Qui si immagina che lo scrittore Juan Rodolfo Wilcock, passeggiando verso gli antichi acquedotti, colga segnali da una casa. E’ sua la facoltà di decifrarli, come al marconista tocca il codice Morse.
Risalgo via Demetriade, svolto per la Tuscolana e scendo a destra, imboccando via dell’Acquedotto Felice. Percorro il Campo Barbarico fino alla Torre Fiscale. Il cane mi precede; lo seguo calmo, con il passo ampio del vecchio possidente. Potrei arrivare alla torre più in fretta dirigendomi, appena uscito da casa, verso l’Appia Nuova e inoltrandomi a sinistra nell’intrigo di capannoni, officine e baracche; ma uno, sarebbe lo stesso entrare in un acquitrinio, una palude infida, tutt’altro che generosa di ceppi e steccati che rendano certe la pubblica via, le proprietà private e il suolo abusivamente occupato. Due, non rinuncio a costeggiare l’antico acquedotto, a fissare lo sguardo sugli intonaci e i pavimenti di risulta dalle baracche un tempo incastonate nei fornici, puliti come cicatrici asciutte. Tre, la casa al numero dieci di via Demetriade mi accenna più segreti di quanti ne svela.
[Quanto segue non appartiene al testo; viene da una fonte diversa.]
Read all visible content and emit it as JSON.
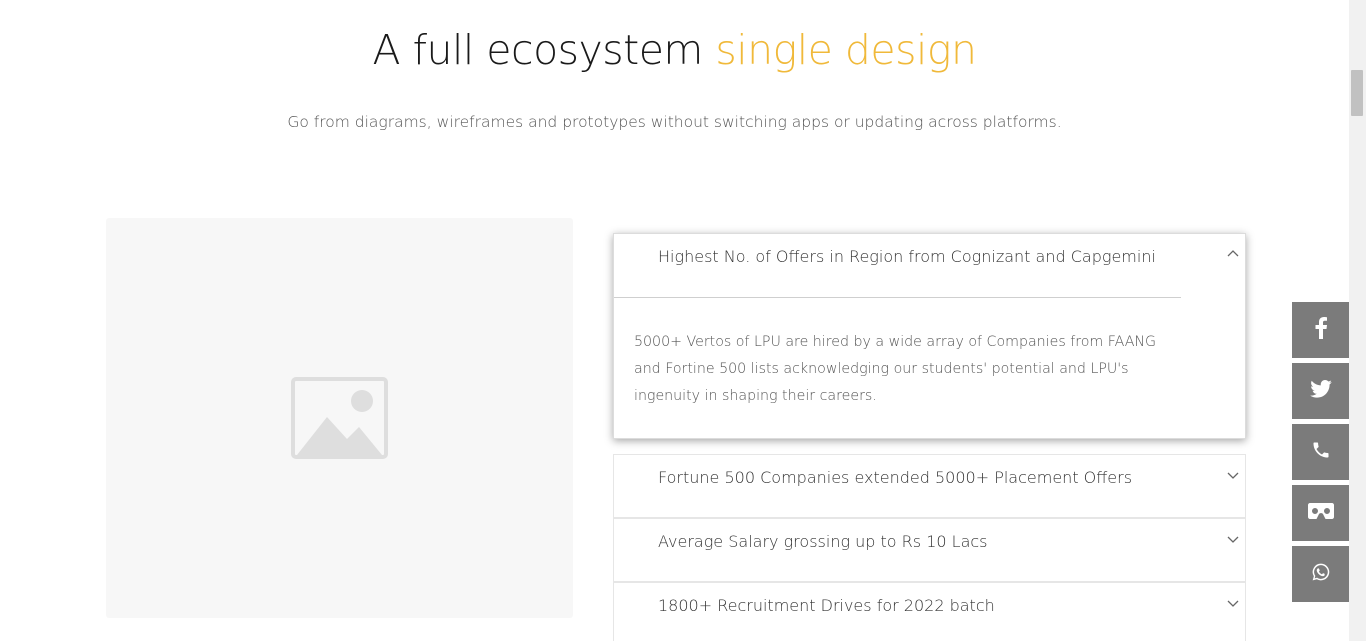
{
  "section": {
    "heading_main": "A full ecosystem",
    "heading_accent": "single design",
    "subheading": "Go from diagrams, wireframes and prototypes without switching apps or updating across platforms."
  },
  "image_panel": {
    "icon": "image-placeholder-icon"
  },
  "accordion": {
    "items": [
      {
        "title": "Highest No. of Offers in Region from Cognizant and Capgemini",
        "expanded": true,
        "body": "5000+ Vertos of LPU are hired by a wide array of Companies from FAANG and Fortine 500 lists acknowledging our students' potential and LPU's ingenuity in shaping their careers."
      },
      {
        "title": "Fortune 500 Companies extended 5000+ Placement Offers",
        "expanded": false
      },
      {
        "title": "Average Salary grossing up to Rs 10 Lacs",
        "expanded": false
      },
      {
        "title": "1800+ Recruitment Drives for 2022 batch",
        "expanded": false
      }
    ]
  },
  "social_bar": {
    "buttons": [
      "facebook-icon",
      "twitter-icon",
      "phone-icon",
      "vr-headset-icon",
      "whatsapp-icon"
    ]
  },
  "colors": {
    "accent": "#f0b93a",
    "social_bg": "#7b7b7b",
    "panel_bg": "#f7f7f7"
  }
}
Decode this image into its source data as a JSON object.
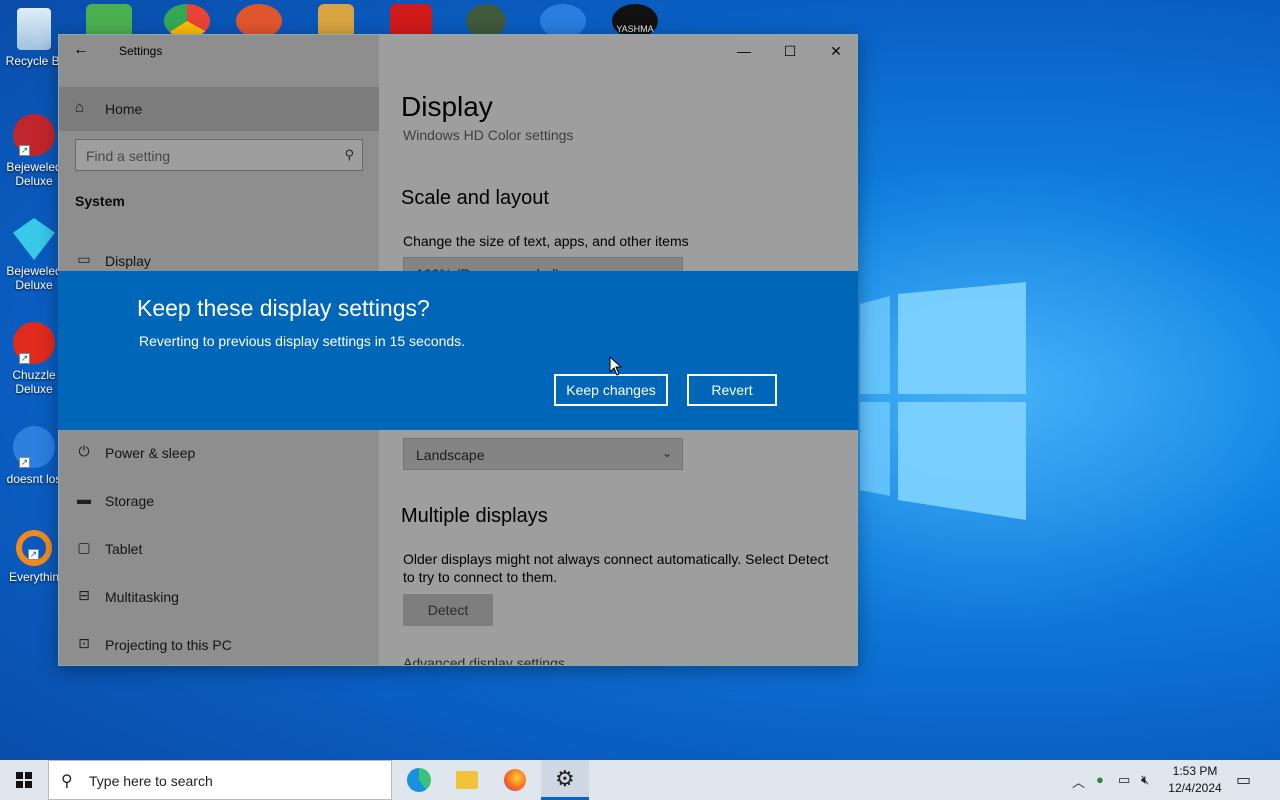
{
  "desktop": {
    "icons": [
      {
        "label": "Recycle Bi",
        "icon": "recycle-bin-icon"
      },
      {
        "label": "Bejeweled Deluxe",
        "icon": "bejeweled2-icon"
      },
      {
        "label": "Bejeweled Deluxe",
        "icon": "bejeweled-icon"
      },
      {
        "label": "Chuzzle Deluxe",
        "icon": "chuzzle-icon"
      },
      {
        "label": "doesnt los",
        "icon": "thunderbird-icon"
      },
      {
        "label": "Everythin",
        "icon": "everything-icon"
      }
    ],
    "top_icons": [
      "users-icon",
      "chrome-icon",
      "app-icon",
      "archive-icon",
      "flash-icon",
      "game-icon",
      "bird-icon",
      "yashma-icon"
    ],
    "yashma_label": "YASHMA"
  },
  "window": {
    "title": "Settings",
    "nav": {
      "home": "Home",
      "search_placeholder": "Find a setting",
      "section": "System",
      "items": [
        {
          "label": "Display",
          "icon": "monitor-icon"
        },
        {
          "label": "Power & sleep",
          "icon": "power-icon"
        },
        {
          "label": "Storage",
          "icon": "storage-icon"
        },
        {
          "label": "Tablet",
          "icon": "tablet-icon"
        },
        {
          "label": "Multitasking",
          "icon": "multitasking-icon"
        },
        {
          "label": "Projecting to this PC",
          "icon": "project-icon"
        }
      ]
    },
    "content": {
      "title": "Display",
      "hd_color_link": "Windows HD Color settings",
      "scale_heading": "Scale and layout",
      "scale_desc": "Change the size of text, apps, and other items",
      "scale_value": "100% (Recommended)",
      "orientation_value": "Landscape",
      "multi_heading": "Multiple displays",
      "multi_desc": "Older displays might not always connect automatically. Select Detect to try to connect to them.",
      "detect_button": "Detect",
      "advanced_link": "Advanced display settings"
    }
  },
  "dialog": {
    "question": "Keep these display settings?",
    "message": "Reverting to previous display settings in 15 seconds.",
    "keep_button": "Keep changes",
    "revert_button": "Revert"
  },
  "taskbar": {
    "search_placeholder": "Type here to search",
    "apps": [
      "edge-icon",
      "file-explorer-icon",
      "firefox-icon",
      "settings-icon"
    ],
    "time": "1:53 PM",
    "date": "12/4/2024"
  }
}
Quella stamberga apre bocca, parla, e Mario è il suo difetto di pronuncia, la sua “r” scivolosa. Cosa sia lontano e cosa vicino, egli non ne sa la misura; cosa dentro e cosa fuori, chi entra e chi esce, ne ignora la regola (suo pensiero da bambino: Gli omini che abitano la pendola tra muro e credenza non sanno nulla dei popoli che occupano il cassetto del tavolo; per dio! Farò di tutto affinché non stabiliscano relazioni diplomatiche, solo per poi romperle, richiamare gli ambasciatori e dichiararsi guerra, o cose così). Mario una sera al buio ha deciso. Se non può impedire che le cose estranee si avvicinino a lui, sospenderà la loro esistenza fino a quando non saranno prossime al punto da aderire alla pelle e alle pupille come sacchetti per il sottovuoto, come un incubo clemente, come il sonno del pomeriggio.
Di sopra Mario giace accanto a Luigina che pare dormire ma ha perso calore, mentre ai piedi del letto grigia di paura Valentina li guarda. Al piano terra il padre di Mario, nudo e ubriaco, con la bottiglia di brandy in mano dice qualcosa. Poi Valentina distesa in cortile sotto una pianta di pomodoro, la gola tagliata, il bassoventre insanguinato. Infine, ma non c’è una fine, i corpi sezionati nel pozzo, il fuoco, il fumo. Immagini dal sapore luminescente, tra esse nessuno spazio è stato percorso, nessun intervallo di tempo è passato. La coscienza di Mario è una fisica intermittente di lampi, senza unità di misura, dove ogni volta l’universo comincia daccapo. Una tagliola che scatta solamente quando la lepre ci sta sopra.